Rzecz jednak w tym, że warstwa "współczesna" inscenizacji A. Wajdy, nieprecyzyjna, posługująca się odniesieniami (dość powierzchownymi) do znanych widzowi sytuacji społecznych i politycznych, pozwala na stawianie zarzutu tendencyjności z jednej strony i do akceptacji owej tendencyjności z drugiej. Tymczasem jest to odczytanie spektaklu według prymitywnego klucza nadającego się do otwierania każdej politycznej furtki. Jeśli więc takie spojrzenie na spektakl stało się szczególnie ułatwione, to reżyser sam sobie zaszkodził, choć widać w jego pracy - jeśli traktować ją bez uprzedzenia i nadwrażliwości na to, co się komu z czym kojarzy - że chciał przedstawić dylematy współczesności głębiej, dać widzowi refleksję bardziej zasadniczej natury.

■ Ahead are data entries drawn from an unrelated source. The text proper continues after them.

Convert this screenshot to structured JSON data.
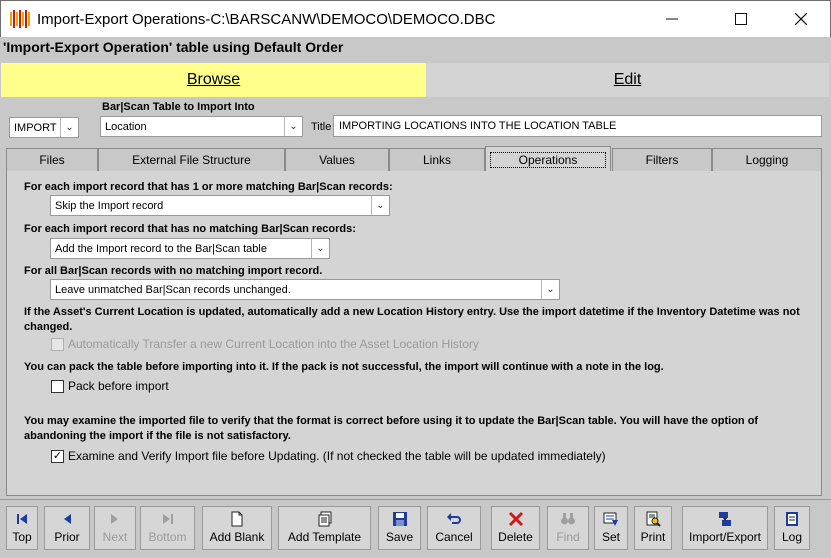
{
  "window": {
    "title": "Import-Export Operations-C:\\BARSCANW\\DEMOCO\\DEMOCO.DBC"
  },
  "header": {
    "text": "'Import-Export Operation' table using Default Order"
  },
  "view_tabs": {
    "browse": "Browse",
    "edit": "Edit"
  },
  "form": {
    "mode": "IMPORT",
    "table_label": "Bar|Scan Table to Import Into",
    "table_value": "Location",
    "title_label": "Title",
    "title_value": "IMPORTING LOCATIONS INTO THE LOCATION TABLE"
  },
  "tabs": [
    "Files",
    "External File Structure",
    "Values",
    "Links",
    "Operations",
    "Filters",
    "Logging"
  ],
  "active_tab": "Operations",
  "operations": {
    "matching_label": "For each import record that has 1 or more matching Bar|Scan records:",
    "matching_value": "Skip the Import record",
    "nomatch_label": "For each import record that has no matching Bar|Scan records:",
    "nomatch_value": "Add the Import record to the Bar|Scan table",
    "unmatched_label": "For all Bar|Scan records with no matching import record.",
    "unmatched_value": "Leave unmatched Bar|Scan records unchanged.",
    "history_text": "If the Asset's Current Location is updated, automatically add a new Location History entry. Use the import datetime if the Inventory Datetime was not changed.",
    "history_cb": "Automatically Transfer a new Current Location into the Asset Location History",
    "pack_text": "You can pack the table before importing into it. If the pack is not successful, the import will continue with a note in the log.",
    "pack_cb": "Pack before import",
    "verify_text": "You may examine the imported file to verify that the format is correct before using it to update the Bar|Scan table. You will have the option of abandoning the import if the file is not satisfactory.",
    "verify_cb": "Examine and Verify Import file before Updating. (If not checked the table will be updated immediately)"
  },
  "toolbar": {
    "top": "Top",
    "prior": "Prior",
    "next": "Next",
    "bottom": "Bottom",
    "add_blank": "Add Blank",
    "add_template": "Add Template",
    "save": "Save",
    "cancel": "Cancel",
    "delete": "Delete",
    "find": "Find",
    "set": "Set",
    "print": "Print",
    "import_export": "Import/Export",
    "log": "Log"
  },
  "colors": {
    "browse_tab": "#ffff8c",
    "accent_blue": "#1e3c9c",
    "delete_red": "#d01818"
  }
}
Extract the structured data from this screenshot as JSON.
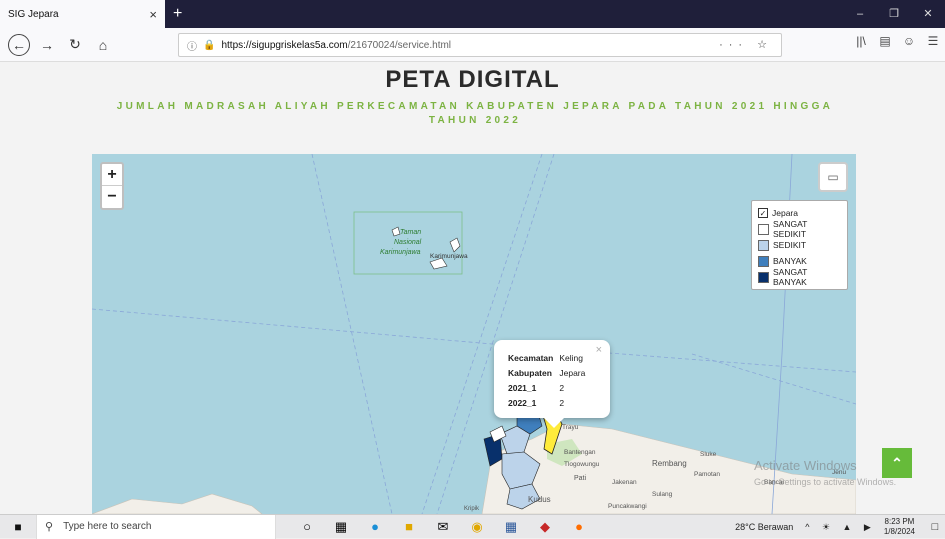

Do takiego zróżnicowanego odbioru spektaklu przyczynia się wielkie pomieszanie aktorskich koncepcji w stylu gry.
Krystyna Zachwatowicz utrzymała scenografię w konwencji czarno-białych podziałów, z dominacją mrocznej czerni, a ważnym jej składnikiem są snujące się w drugim planie skłębione dymy. Istotnym czynnikiem dynamizującym spektakl i podnoszącym jego ekspresję jest muzyka Stanisława Radwana w wykonaniu instrumentów perkusyjnych, z wykorzystaniem chóralnych zaśpiewów, spointowana przenikliwą melodią podjętą przez trębacza na scenie.